The three-yearly Anna Blaman Prize has been awarded to Edward van de Vendel, author of novels and poems for children and young adults. ‘To write so convincingly, movingly and thoughtfully, and yet make it look as though you just happen to have tossed something off, is the sort of thing only a literary heavyweight can do,’ the jury concluded. Van de Vendel receives a goblet and the sum of € 10,000.
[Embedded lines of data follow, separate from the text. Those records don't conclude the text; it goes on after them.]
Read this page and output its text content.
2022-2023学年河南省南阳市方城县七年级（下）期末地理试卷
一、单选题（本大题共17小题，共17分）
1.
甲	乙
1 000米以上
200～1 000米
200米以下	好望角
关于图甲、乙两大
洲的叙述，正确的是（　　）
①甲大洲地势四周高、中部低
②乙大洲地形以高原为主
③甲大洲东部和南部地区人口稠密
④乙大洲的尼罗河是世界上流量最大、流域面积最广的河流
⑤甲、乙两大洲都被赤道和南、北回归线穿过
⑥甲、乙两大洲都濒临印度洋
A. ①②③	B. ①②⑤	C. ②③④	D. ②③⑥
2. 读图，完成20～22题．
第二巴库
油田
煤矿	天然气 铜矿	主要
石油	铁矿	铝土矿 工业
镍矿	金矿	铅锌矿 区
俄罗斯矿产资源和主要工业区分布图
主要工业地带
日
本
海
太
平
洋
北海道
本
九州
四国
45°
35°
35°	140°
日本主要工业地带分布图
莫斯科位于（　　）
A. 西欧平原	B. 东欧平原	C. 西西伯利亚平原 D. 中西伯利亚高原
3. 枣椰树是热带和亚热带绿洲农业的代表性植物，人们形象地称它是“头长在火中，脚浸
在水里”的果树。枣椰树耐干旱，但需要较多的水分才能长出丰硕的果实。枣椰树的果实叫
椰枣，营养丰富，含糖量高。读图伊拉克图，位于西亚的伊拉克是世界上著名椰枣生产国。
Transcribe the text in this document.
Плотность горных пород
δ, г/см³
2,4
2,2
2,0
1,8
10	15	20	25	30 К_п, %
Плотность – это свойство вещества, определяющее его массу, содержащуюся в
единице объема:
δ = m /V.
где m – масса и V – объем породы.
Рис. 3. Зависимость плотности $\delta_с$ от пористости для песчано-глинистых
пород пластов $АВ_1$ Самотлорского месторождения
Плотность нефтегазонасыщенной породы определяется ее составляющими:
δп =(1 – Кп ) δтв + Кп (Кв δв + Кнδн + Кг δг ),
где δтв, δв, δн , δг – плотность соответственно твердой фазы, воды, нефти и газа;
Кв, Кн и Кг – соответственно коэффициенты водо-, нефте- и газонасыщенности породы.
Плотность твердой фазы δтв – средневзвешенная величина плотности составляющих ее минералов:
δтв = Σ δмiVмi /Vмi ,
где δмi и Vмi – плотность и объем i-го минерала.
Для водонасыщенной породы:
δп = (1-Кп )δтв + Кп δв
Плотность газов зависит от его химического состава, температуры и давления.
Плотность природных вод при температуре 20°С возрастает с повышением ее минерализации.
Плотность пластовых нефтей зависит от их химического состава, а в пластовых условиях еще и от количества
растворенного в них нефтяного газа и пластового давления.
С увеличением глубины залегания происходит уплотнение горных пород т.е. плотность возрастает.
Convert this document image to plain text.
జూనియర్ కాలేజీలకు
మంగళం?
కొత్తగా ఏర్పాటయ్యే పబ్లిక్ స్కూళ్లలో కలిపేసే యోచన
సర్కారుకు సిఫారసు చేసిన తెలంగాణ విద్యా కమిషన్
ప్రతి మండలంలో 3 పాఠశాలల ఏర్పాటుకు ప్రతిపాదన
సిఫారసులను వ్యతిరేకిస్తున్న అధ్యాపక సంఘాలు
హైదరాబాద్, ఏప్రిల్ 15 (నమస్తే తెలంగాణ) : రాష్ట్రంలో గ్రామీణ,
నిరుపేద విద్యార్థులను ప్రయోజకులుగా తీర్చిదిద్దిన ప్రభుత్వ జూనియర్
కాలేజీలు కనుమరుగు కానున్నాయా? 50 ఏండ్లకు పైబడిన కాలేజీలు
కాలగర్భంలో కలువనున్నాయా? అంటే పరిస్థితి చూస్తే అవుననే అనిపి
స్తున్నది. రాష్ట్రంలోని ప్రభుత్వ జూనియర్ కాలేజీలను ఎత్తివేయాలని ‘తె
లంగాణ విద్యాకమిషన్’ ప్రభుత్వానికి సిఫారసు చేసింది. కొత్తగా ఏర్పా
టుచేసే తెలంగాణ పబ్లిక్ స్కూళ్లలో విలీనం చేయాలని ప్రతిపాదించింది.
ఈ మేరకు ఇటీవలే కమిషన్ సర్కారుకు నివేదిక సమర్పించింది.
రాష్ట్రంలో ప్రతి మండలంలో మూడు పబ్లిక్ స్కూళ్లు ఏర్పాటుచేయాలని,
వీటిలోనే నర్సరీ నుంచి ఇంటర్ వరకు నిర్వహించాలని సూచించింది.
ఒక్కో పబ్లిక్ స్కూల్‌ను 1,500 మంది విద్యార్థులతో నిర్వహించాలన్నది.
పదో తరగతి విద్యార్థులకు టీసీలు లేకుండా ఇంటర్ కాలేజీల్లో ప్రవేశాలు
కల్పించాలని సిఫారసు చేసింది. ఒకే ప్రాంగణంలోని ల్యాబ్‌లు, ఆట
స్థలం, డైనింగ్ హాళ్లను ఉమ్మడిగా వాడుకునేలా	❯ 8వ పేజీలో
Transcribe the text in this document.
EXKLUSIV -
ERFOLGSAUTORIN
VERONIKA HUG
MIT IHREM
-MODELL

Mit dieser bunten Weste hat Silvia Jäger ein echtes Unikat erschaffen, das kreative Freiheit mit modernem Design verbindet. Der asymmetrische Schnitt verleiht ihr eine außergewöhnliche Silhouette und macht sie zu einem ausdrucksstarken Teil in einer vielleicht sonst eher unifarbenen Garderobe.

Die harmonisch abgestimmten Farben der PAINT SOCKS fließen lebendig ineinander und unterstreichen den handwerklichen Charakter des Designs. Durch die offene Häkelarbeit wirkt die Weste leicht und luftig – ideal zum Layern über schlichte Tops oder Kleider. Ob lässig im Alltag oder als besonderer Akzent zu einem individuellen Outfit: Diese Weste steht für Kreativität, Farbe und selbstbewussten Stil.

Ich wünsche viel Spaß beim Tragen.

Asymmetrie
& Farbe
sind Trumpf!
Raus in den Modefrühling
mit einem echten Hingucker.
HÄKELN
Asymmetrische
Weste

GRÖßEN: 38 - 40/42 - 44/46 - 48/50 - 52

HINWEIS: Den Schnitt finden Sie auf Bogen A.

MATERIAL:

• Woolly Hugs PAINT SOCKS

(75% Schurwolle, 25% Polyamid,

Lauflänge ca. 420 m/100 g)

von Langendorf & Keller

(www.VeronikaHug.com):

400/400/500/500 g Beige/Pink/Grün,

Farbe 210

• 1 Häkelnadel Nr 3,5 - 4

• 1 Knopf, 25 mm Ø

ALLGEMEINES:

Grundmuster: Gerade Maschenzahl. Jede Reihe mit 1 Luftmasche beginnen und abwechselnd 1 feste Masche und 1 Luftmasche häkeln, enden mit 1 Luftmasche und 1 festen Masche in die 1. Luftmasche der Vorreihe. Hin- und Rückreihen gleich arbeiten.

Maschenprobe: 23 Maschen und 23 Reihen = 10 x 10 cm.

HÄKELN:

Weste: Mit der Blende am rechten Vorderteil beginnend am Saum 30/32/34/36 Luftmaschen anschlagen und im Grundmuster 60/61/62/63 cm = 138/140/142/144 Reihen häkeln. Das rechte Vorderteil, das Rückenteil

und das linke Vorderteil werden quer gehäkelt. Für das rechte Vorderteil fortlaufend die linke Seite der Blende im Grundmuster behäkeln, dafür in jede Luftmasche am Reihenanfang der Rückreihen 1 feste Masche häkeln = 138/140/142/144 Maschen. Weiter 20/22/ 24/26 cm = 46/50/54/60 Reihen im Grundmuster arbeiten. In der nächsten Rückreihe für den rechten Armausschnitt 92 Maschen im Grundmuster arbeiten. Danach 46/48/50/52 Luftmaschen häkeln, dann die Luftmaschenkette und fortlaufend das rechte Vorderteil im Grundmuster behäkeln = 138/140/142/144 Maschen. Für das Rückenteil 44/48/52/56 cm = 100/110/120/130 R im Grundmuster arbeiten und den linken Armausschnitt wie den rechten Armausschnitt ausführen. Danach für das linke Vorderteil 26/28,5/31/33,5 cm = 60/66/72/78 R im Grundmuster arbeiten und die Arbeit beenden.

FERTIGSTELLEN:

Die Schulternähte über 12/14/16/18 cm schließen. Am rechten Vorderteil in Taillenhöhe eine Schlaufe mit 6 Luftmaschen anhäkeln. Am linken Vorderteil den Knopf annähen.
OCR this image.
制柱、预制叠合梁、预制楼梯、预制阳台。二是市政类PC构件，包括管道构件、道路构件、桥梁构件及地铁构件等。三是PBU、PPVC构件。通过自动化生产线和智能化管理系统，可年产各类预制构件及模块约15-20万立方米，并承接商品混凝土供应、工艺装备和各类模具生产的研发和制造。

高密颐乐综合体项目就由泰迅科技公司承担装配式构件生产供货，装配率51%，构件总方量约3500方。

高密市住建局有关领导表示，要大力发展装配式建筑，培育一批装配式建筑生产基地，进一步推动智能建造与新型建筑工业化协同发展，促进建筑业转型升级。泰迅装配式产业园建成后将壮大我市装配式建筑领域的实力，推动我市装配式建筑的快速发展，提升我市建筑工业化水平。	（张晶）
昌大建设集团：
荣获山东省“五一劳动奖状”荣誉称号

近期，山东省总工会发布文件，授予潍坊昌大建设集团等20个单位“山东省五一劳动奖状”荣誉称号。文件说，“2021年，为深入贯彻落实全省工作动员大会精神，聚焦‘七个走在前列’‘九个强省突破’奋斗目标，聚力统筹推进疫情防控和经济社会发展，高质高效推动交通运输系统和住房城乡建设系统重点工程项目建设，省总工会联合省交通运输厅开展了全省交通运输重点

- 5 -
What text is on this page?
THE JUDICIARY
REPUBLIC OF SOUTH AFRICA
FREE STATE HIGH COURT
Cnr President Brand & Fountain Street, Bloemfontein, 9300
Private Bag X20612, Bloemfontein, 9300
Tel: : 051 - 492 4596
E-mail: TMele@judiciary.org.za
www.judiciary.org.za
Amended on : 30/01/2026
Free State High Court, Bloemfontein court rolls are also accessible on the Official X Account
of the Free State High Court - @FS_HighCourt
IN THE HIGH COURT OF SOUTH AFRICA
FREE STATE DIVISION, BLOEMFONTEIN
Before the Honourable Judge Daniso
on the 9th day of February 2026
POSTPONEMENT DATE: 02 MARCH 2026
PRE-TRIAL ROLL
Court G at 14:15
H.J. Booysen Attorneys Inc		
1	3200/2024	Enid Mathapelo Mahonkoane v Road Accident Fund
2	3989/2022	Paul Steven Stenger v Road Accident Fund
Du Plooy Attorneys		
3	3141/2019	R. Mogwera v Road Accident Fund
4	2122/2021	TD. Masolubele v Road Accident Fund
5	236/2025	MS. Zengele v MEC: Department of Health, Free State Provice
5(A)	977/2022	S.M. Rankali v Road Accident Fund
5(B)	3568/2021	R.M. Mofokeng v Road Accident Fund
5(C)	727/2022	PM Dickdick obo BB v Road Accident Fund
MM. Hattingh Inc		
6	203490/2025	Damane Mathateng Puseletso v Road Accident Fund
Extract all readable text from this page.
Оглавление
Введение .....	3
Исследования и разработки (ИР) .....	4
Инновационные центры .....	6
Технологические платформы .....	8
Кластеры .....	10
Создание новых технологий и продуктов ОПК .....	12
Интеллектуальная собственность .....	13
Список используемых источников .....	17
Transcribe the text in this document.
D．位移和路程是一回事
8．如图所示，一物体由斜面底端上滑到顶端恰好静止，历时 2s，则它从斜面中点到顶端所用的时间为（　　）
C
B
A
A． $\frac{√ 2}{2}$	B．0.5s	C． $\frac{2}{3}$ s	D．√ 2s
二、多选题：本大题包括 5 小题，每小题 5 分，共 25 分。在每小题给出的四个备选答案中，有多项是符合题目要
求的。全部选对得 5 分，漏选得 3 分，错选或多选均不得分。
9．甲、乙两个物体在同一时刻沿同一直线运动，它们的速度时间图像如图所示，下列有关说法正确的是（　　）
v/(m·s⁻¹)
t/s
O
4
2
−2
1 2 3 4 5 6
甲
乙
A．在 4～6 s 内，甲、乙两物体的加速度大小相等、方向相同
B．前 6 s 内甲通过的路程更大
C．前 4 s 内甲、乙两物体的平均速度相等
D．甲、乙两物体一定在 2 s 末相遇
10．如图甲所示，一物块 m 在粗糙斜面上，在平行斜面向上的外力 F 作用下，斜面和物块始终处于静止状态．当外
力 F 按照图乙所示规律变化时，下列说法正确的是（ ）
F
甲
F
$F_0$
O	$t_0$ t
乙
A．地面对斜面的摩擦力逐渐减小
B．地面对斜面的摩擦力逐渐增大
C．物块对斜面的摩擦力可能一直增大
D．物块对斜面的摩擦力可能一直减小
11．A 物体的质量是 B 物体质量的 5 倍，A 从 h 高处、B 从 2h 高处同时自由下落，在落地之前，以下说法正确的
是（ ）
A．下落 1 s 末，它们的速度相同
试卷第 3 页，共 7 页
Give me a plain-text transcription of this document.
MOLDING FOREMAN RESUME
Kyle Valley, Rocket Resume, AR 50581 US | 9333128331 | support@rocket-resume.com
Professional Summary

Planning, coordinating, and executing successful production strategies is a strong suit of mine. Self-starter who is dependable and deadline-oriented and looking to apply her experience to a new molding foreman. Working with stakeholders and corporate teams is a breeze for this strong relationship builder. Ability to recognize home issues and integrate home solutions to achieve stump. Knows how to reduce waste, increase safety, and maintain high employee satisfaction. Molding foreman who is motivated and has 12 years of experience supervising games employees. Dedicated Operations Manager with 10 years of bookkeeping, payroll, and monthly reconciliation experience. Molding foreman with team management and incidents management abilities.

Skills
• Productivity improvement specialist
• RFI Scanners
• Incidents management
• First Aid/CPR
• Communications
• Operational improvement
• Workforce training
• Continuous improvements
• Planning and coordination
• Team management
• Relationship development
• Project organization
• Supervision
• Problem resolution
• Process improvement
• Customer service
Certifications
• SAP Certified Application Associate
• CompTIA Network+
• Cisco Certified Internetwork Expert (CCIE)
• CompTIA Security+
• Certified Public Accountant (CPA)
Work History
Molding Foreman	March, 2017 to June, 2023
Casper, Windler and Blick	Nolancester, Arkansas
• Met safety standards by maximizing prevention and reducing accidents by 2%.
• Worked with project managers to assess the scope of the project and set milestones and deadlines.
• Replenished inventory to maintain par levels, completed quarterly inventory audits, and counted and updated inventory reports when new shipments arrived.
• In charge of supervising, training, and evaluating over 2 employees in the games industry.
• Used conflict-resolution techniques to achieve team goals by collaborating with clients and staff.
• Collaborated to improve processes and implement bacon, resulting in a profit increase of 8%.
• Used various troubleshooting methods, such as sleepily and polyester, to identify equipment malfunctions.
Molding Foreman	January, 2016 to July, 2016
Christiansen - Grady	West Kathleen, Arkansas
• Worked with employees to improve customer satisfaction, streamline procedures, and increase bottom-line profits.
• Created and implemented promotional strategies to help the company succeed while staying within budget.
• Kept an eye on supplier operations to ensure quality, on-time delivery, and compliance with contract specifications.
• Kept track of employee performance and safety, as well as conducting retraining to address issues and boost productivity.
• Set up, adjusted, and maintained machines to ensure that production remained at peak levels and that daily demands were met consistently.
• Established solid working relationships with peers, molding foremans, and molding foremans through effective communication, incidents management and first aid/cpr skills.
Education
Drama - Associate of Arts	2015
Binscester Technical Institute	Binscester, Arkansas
The presentation of the Anna Blaman Prize will be held on 29 November 2019. In the run-up to the prize-giving ceremony, he will visit schools in Rotterdam (where Dutch writer Anna Blaman was born in 1905 and lived until her death in 1960) to make young people more aware of their literary heritage.

Edward van de Vendel works with obvious pleasure and indisputable originality on books he would no doubt have liked to read as a child. He is the kind of writer who delights everyone, no matter how young or old, and Rotterdam is right to be proud of him.

The jury was composed of chair Peter van Heemst (former municipal councillor in Rotterdam and political analyst for Vers Beton), Ester Naomi Perquin (former Poet Laureate), Vinod Singh (Rotterdam cultural professional), Feline Streekstra (Poetry International) and Yasmina Werlich (Passionate Bulkboek).

Edward van de Vendel

Edward van de Vendel is a versatile writer and translator of literature, both prose and poetry, for children and young adults. His breakthrough came in 1999 with a poetic adaptation of seventeenth-century Dutch classic Gysbrecht van Aemstel by Joost van den Vondel, for which he was awarded the prestigious Gouden Zoen. He has since won many other awards, recently including a Gouden Lijst for Oliver, the Woutertje Pieterse Prize for Stem op de okapi (Vote for the okapi), shared with illustrator Martijn van der Linden, and the Deutscher Jugendliteraturpreis 2016 for Der Hund, den Nino nicht hatte (The dog that Nino didn’t have), together with German translator Rolf Erdorf and illustrator Anton Van Hertbruggen.
His work has been translated into more than twenty languages, including Afrikaans, Chinese, Danish, English, Estonian, French, Korean, Swazi, Tonga and Zulu, partly with the support of the Dutch Foundation for Literature.